Auslöser der systemkritischen Massenproteste im Iran im vergangenen Monat war der Tod des 22-jährigen iranischen Kurden Mahsa Amini. Die Sittenpolizei verhaftete sie wegen angeblicher Verletzung der islamischen Kleiderordnung. Die Frau starb am 16. September in Polizeigewahrsam. Seit ihrem Tod demonstrieren Tausende im ganzen Land gegen den Repressionskurs der Regierung und das islamische Herrschaftssystem.

Demonstration von Regierungsanhängern

Unterdessen demonstrierten Anhänger der Regierung bei staatlich organisierten Protesten nach dem Angriff am Mittwoch in der Stadt Shiraz. Bei dem Anschlag, für den sich die Terrormiliz Islamischer Staat (IS) verantwortlich machte, wurden 13 Menschen getötet und Dutzende verletzt.

Teheran macht seine Erzfeinde USA und Israel sowie die Demonstranten für den Anschlag verantwortlich und kündigte Rache an. Viele Iraner befürchten, dass die Sicherheitskräfte nach dem Angriff noch stärker gegen Demonstrationen vorgehen werden.

Wo ist der spanische Fußballfan?

Das spanische Außenministerium hat gestern eine Erklärung zum Fall eines vermissten Fußballfans abgegeben, der von seinem Heimatland zur Weltmeisterschaft in Katar zu Fuß unterwegs war und vermutlich im Iran verschwunden ist. Santiago Sánchez Cogedor hat zuletzt am 1. Oktober aus dem Nordirak an der iranischen Grenze auf Instagram gepostet. Wo sich der Spanier aufhält, sei nicht bekannt, sagte eine Sprecherin des Ministeriums. Die spanische Botschaft in Teheran steht in Kontakt mit den iranischen Behörden und Angehörigen in Spanien.

Sie dementierte damit Medienberichte, wonach ihr Zuhause die Festnahme des 40-Jährigen im Iran bestätigt habe.

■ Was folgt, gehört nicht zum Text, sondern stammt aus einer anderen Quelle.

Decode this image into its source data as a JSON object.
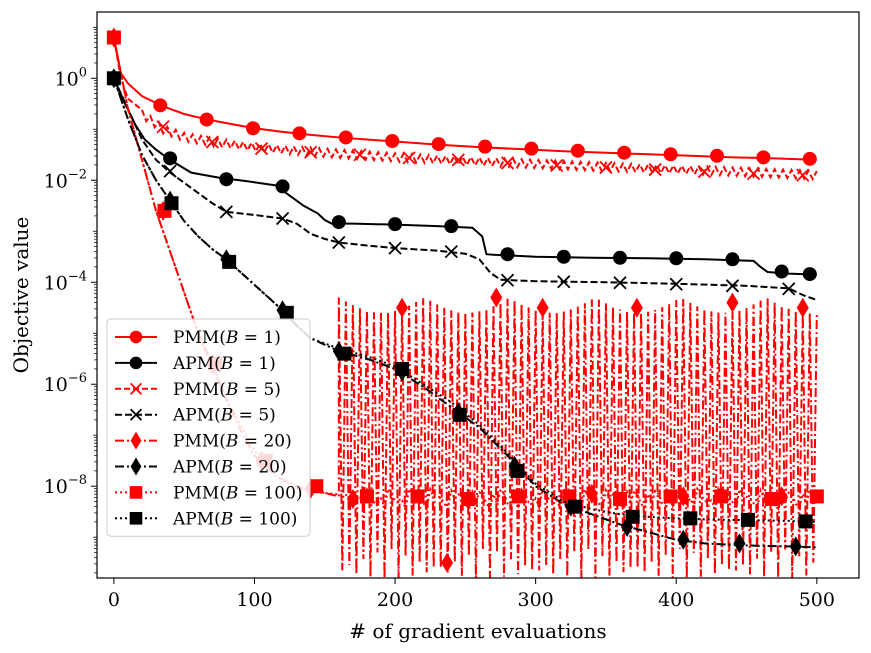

Die Nachrichtenagentur Europa Press und andere spanische Medien berichteten jedoch unter Berufung auf die Mutter des Vermissten, dass ihr Sohn im Iran inhaftiert sei. Es geht ihm gut und der spanische Botschafter in Teheran will ihn im Gefängnis besuchen. Die Botschaft versucht, sie freizulassen. Vor einigen Wochen meldeten die Sicherheitsbehörden die Festnahme mehrerer europäischer Bürger im Zusammenhang mit den Protesten.

In der Hauptstadt Teheran waren in der Nacht zum Freitag erneut zahlreiche Menschen auf der Straße. Vielerorts solidarisierten sich Anwohner auch von den Balkonen aus mit den Demonstranten, wie Augenzeugen berichteten. Berichten zufolge haben Sicherheitskräfte deshalb auch auf Wohnungen geschossen. Neben Protestparolen forderten einige auch ein Referendum. Viele Menschen fordern jedoch weiterhin den Sturz des Systems. Es gilt als äußerst unwahrscheinlich, dass die iranische Führung Zugeständnisse machen und soziale Lockerungen beschließen wird.